Try this one, its dark, errie, and might be what your looking for...

4shared, Online file sharing and storage


----------



## hedg12 (Jun 22, 2008)

Do you know the password required to download the file?


----------



## ruggerz (Nov 3, 2008)

hedg12 said:


> Do you know the password required to download the file?


Here

password: hauntforum 

ruggerz


----------



## hedg12 (Jun 22, 2008)

Thanks! I really appreciate the response.


----------



## Front Yard Fright (Jul 7, 2008)

What about the actual soundtrack from the NBC movie?
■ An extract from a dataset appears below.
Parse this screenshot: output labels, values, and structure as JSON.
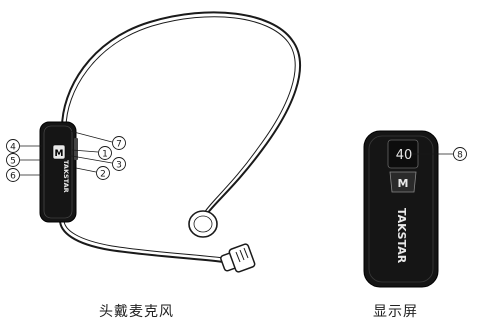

I have it and there are a few tracks of just the music.
.


----------



## hedg12 (Jun 22, 2008)

Cool- don't know why I never thought of that. Thanks!


----------



## Dark lord (Jan 8, 2007)

meltdown211 said:


> Try this one, its dark, errie, and might be what your looking for...
> 
> 4shared, Online file sharing and storage


This is meltdown211's site..... you have to forgive him,he goes on cheese wheel binges & has terrible hang overs & forgets a few things like the password.....LOL..... 
M e l t y . . . . . stay away from the cheese fondue............


----------



## meltdown211 (Sep 27, 2006)

Damnit DL..you know im partially retarted!! I count on you people to help me with this stuff! I think I over did it with the "spray cheese" this time...Thanks for the back up on this one!!

Now I need to go find som new cheese adventures....ummmmm cheeeeeese...


----------